Foreword
Kathleen Fitzpatrick
There’s a running joke in digital humanities circles about the repeated calls to define the field, made all the more funny—or painful—by the difficulty involved in doing so. Every DH practitioner has been called upon at some point to explain to someone—a dean, a colleague, a family member—what exactly this “digital humanities” thing is. In fact, the question is so pervasive that Jason Heppler built whatisdigitalhumanities.com, a website that randomly serves up one of 817 definitions produced by participants in the “Day of DH” events between 2009 and 2014. It’s worth hitting reload a few times to get a sense of the range of ideas out there.

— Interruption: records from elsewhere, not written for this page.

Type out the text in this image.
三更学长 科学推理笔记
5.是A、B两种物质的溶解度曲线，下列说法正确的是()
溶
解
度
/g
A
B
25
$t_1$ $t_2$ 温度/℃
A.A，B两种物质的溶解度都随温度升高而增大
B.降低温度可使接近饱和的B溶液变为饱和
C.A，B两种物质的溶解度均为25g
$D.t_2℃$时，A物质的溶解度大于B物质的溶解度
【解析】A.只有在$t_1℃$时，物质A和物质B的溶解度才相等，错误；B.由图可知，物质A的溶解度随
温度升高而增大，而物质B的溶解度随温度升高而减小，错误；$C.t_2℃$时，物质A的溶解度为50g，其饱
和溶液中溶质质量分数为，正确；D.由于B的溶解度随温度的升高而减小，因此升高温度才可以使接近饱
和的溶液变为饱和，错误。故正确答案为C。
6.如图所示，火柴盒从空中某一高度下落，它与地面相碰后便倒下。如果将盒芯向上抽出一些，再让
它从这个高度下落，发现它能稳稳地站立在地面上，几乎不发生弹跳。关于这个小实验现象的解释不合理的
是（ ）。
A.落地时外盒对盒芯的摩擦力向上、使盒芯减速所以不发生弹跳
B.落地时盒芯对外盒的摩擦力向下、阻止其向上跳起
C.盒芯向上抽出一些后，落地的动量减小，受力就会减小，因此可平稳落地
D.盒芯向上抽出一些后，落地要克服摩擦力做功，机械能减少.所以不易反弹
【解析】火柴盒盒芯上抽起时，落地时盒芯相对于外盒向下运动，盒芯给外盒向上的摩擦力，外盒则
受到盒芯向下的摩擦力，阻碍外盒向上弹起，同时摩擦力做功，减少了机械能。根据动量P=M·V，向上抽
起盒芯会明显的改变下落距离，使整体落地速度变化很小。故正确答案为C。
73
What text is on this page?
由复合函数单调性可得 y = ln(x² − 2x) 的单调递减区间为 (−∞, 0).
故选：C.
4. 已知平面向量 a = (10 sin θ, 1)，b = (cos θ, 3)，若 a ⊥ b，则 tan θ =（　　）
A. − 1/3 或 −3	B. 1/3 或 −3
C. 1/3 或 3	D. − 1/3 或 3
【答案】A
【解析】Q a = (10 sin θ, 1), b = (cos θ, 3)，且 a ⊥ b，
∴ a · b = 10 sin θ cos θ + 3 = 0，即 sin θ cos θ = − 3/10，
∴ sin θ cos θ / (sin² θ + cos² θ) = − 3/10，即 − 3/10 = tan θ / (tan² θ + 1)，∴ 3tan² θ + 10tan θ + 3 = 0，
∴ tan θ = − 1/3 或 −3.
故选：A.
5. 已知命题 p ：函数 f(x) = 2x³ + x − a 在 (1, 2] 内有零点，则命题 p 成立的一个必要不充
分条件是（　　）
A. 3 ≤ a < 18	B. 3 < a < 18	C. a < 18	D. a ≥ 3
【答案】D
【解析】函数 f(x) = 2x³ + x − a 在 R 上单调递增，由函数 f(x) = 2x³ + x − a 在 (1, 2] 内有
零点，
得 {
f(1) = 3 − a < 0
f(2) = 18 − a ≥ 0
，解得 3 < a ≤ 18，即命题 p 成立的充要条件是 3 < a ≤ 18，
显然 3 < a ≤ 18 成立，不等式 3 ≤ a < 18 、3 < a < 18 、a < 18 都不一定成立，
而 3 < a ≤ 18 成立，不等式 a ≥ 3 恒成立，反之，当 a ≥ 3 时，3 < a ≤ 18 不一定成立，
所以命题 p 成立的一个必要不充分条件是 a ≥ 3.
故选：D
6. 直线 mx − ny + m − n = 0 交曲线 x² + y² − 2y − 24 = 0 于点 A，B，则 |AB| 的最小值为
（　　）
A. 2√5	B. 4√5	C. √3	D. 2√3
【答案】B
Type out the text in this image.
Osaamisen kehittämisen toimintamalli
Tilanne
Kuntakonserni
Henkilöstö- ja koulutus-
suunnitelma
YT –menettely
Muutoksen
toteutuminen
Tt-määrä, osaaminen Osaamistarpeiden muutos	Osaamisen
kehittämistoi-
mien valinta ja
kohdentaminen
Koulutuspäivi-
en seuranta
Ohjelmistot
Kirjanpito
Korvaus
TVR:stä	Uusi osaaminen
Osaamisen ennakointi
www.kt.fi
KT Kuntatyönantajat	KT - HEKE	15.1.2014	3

You’ll come across my own definition of “digital humanities” in this text, for what it’s worth. I want to suggest, however, that the point of formulating these definitions may be less arriving at an answer than it is sketching out the contours of the possibility space that opens up when digital technologies and humanities-oriented questions are brought into contact. This is what Making Sense of Digital Humanities enables: a rich, multi-voiced, multi-modal dialogue about what the digital and the humanities can together become.
Perhaps the most exciting aspect of Making Sense of Digital Humanities is its status, as Julian Chambliss and Ellen Moll note in their introduction, as a “living archive”, a text that can continue to develop as its possibility space grows. I hope that the instructors and students who engage with this text will use it not just to explore what digital humanities is today, but what it could be in the future—and that the results of their explorations will become part of this collective project of sense-making across the field.